Наконец рассмотрели и берег Большого Соловецкого острова; здесь он был низкий, изобилующий большими камнями. Монахи, ожидающие ладеек, стояли на этих камнях и скрашивали свой досуг тем, что кормили чаек. Монахи бросали в воду у себя под ногами мелкую рыбу и хлебные корки, а чайки, которых здесь было несметное множество, белым облаком кружились вокруг них. Чайки кричали, ссорились, выхватывали друг у друга корм, и оттого был большой шум.

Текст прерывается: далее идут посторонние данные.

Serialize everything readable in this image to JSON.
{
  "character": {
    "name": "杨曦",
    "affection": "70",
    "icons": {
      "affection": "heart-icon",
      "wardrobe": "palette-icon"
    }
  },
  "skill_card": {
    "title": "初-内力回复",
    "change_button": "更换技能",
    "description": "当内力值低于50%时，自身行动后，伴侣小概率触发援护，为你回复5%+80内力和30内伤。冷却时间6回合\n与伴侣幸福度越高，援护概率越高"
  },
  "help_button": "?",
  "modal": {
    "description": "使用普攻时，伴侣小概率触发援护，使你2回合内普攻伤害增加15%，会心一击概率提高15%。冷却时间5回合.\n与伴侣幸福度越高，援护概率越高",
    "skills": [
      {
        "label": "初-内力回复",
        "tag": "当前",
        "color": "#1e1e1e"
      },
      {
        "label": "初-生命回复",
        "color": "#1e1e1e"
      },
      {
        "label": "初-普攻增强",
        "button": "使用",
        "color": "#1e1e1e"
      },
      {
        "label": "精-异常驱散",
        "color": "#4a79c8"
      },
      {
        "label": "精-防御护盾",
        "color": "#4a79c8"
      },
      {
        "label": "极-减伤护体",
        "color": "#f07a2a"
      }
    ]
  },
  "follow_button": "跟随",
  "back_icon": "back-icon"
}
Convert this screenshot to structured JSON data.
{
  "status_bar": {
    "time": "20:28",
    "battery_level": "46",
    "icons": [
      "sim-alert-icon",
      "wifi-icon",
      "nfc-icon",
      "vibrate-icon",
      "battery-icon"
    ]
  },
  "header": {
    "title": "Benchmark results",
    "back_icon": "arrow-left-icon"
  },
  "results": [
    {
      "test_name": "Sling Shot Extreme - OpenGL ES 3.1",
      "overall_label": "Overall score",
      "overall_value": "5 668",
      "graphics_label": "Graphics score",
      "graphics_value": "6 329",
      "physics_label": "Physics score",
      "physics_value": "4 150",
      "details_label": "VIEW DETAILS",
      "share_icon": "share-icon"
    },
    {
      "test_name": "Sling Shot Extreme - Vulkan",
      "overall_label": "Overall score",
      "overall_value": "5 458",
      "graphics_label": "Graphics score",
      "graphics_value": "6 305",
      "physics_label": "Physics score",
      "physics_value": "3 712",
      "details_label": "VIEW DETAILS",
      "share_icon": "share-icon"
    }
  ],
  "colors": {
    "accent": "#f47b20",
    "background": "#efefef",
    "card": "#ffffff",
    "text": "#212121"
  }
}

Скоро причалили к высоким деревянным мосткам. Иноки сразу взялись за разгрузку ладей, им помогали паломники. Люди государевы, увидев возле пристани стоявших в ожидании монахов, направились к ним, поскольку полагали, что среди них должен был находиться сам игумен Филипп. Ивана Месяца также сняли с ладейки и потащили за собой; но оковы мешали ему, и он шел последним. Он видел, что там, чуть впереди толпы встречающих, действительно стоял какой-то человек невысокого роста, худой, кроткого и смиренного вида. И хотя бородка его заметно разбавилась уже сединой, стариком назвать этого человека было как-то не с руки. Наверное, это и был знаменитый настоятель. Другие, что стояли позади него, истинные старцы, некоторые очень преклонных лет, также были преисполнены целомудрия и смирения, и облик имели благородный. Оказались среди встречающих и послушники, розовощекие молодцы с глазами цепкими, полными любопытства. И с любопытством этим не умели совладать – процессию, направляющуюся к ним от мостков, обсмотрели от начала до конца, как общупали, – что несут в руках гости московские, во что одеты и обуты, что за выражение на лицах их и кого это там в железах ведут… Филипп же, заметил Месяц, являя братии и пастве пример скромности, напротив, все то время, что обозные шли к нему, стоял, опустив глаза к земле. Лицо настоятеля было бесстрастно, в руках же его, перебирающих костяшки четок, обнаруживалось беспокойство. И это было последнее, что видел Месяц, потому что от этих пор свет для него надолго погас – чьи-то сильные руки обхватили его сзади за плечи и накинули ему на голову мешок.